Além da história principal, durante nossa jornada encontraremos diversos NPCs que precisam de ajuda e será nossa heroína a responsável por concluir suas sidequests. Algumas possuem condições que exigem muita atenção e outras vão obrigar o jogador a revirar todos os cantos possíveis. Claro que não poderia faltar a clássica missão de entregar um item extremamente sensível que a qualquer impacto pode quebrar. Qualquer semelhança com os dois títulos de Hollow Knight não é mera coincidência. 

Constance

No aspecto visual, Constance brilha majestosamente. A arte 2D feita a mão é cheia de detalhes que acertam em cheio ao refletir a personalidade da nossa protagonista ao mesmo tempo em que conseguem ilustrar o seu estado mental – trechos que perderam a cor, lugares com “montes de ideias” descartados, entre outros. A ideia dos chefes serem uma representação física de seus medos e ansiedades também trazem ainda mais peso para o mundo construído. Já com relação à trilha sonora, tenho algumas ressalvas. As composições são muito boas e buscam trazer a vibe ideal para aquele local e situação, porém algumas não ressoaram o suficiente comigo. Em contrapartida as músicas das lutas de chefes são incríveis e refletem bem o conflito e dor que Constance está enfrentando, sendo de longe o ponto alto da trilha sonora. 

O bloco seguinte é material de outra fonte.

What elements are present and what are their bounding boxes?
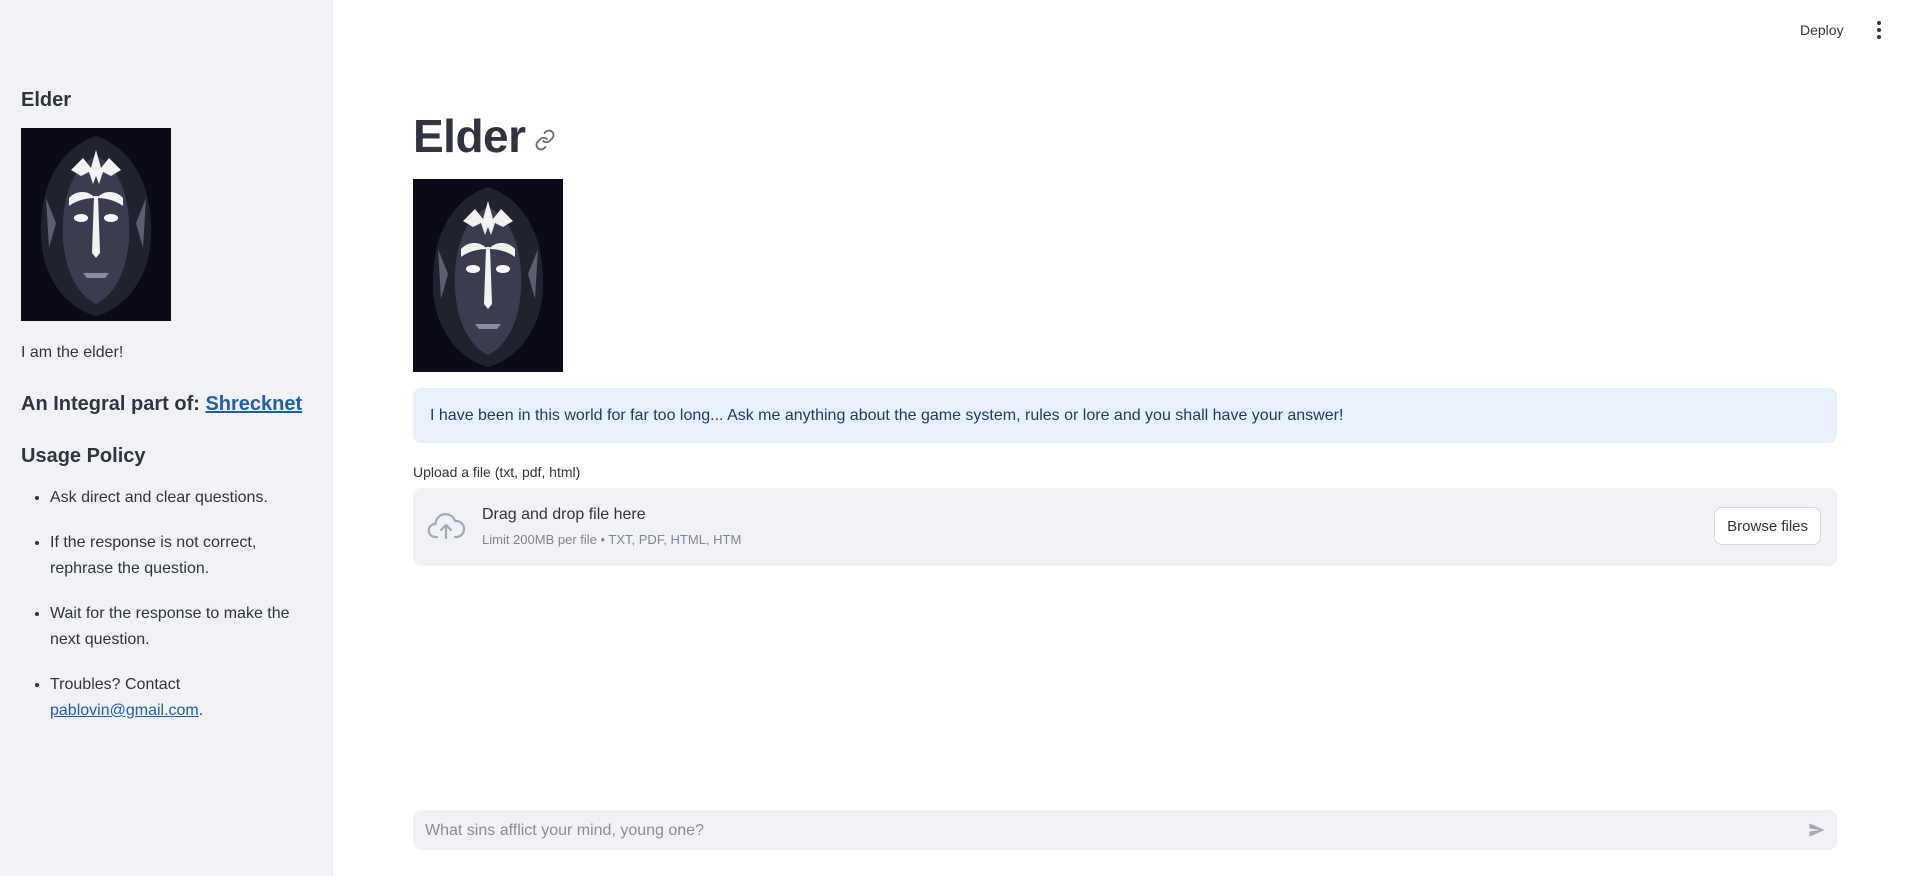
chat-input[interactable] [423, 810, 1787, 852]
usage-policy-heading: Usage Policy [21, 445, 146, 467]
page-title: Elder [413, 110, 526, 162]
info-alert: I have been in this world for far too lo… [413, 388, 1837, 443]
list-item: Wait for the response to make the next q… [50, 601, 316, 653]
title-row: Elder [413, 110, 556, 162]
deploy-button[interactable]: Deploy [1800, 20, 1844, 40]
elder-portrait-image [413, 179, 563, 372]
dropzone-title: Drag and drop file here [482, 506, 646, 523]
sidebar-caption: I am the elder! [21, 344, 124, 361]
sidebar: Elder I am the elder! An Integral part o… [0, 0, 333, 876]
chat-input-container [413, 810, 1837, 852]
sidebar-content: Elder I am the elder! An Integral part o… [21, 88, 316, 743]
dropzone-subtitle: Limit 200MB per file • TXT, PDF, HTML, H… [482, 532, 742, 547]
list-item: Ask direct and clear questions. [50, 485, 316, 511]
usage-policy-list: Ask direct and clear questions. If the r… [21, 485, 316, 724]
info-text: I have been in this world for far too lo… [430, 406, 1344, 424]
elder-portrait-image [21, 128, 171, 321]
kebab-menu-icon[interactable] [1873, 21, 1885, 39]
contact-suffix: . [198, 702, 204, 719]
file-dropzone[interactable]: Drag and drop file here Limit 200MB per … [413, 488, 1837, 566]
contact-prefix: Troubles? Contact [50, 676, 181, 693]
cloud-upload-icon [427, 513, 465, 540]
browse-files-button[interactable]: Browse files [1714, 507, 1821, 545]
sidebar-title: Elder [21, 89, 72, 111]
list-item: If the response is not correct, rephrase… [50, 530, 316, 582]
integral-prefix: An Integral part of: [21, 393, 206, 415]
send-icon[interactable] [1807, 820, 1827, 840]
shrecknet-link[interactable]: Shrecknet [205, 393, 302, 415]
integral-heading: An Integral part of: Shrecknet [21, 389, 316, 419]
upload-label: Upload a file (txt, pdf, html) [413, 464, 581, 480]
list-item-contact: Troubles? Contact pablovin@gmail.com. [50, 672, 316, 724]
link-icon[interactable] [534, 129, 556, 151]
contact-email-link[interactable]: pablovin@gmail.com [50, 702, 199, 719]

Constance é um metroidvania que não reinventa o gênero, mas que, de uma maneira muito madura e metafórica, traz uma discussão de um dos temas mais importantes do momento: o cuidado com a saúde mental. Sua duração é ideal, não ficando cansativo em momento algum. Por outro lado, seu excesso de linearidade acaba prejudicando a exploração, um dos elementos que considero primordiais no gênero. Os momentos desafiadores de plataforma e os chefes com dificuldade balanceada equilibram a experiência, fazendo sentido para um game que trabalha um tema tão delicado. No fim, Constance é uma obra com uma narrativa pesada, que pode nos tocar de forma mais profunda do que imaginamos, mas que deixa uma linda mensagem de que nem tudo está perdido.

Constance está disponível para PS5, Xbox Series, Switch 2, Switch e PC com legendas em português do Brasil. Esta análise é da versão PS5 e foi realizada com um código fornecido pela ByteRockers’ Games e PARCO GAMES.

Veredito

Constance é uma grata surpresa para os fãs do gênero e para quem busca narrativas profundas. Ele não revoluciona a fórmula consagrada por gigantes como Hollow Knight: Silksong, mas brilha ao usar suas mecânicas como uma poderosa metáfora sobre o esgotamento mental e o processo de cura. Apesar do excesso de linearidade, o game compensa com bons desafios de plataforma e boss fights equilibradas. Uma jornada que pode ser incômoda e pesada para alguns, mas que entrega uma recompensa final necessária: a esperança.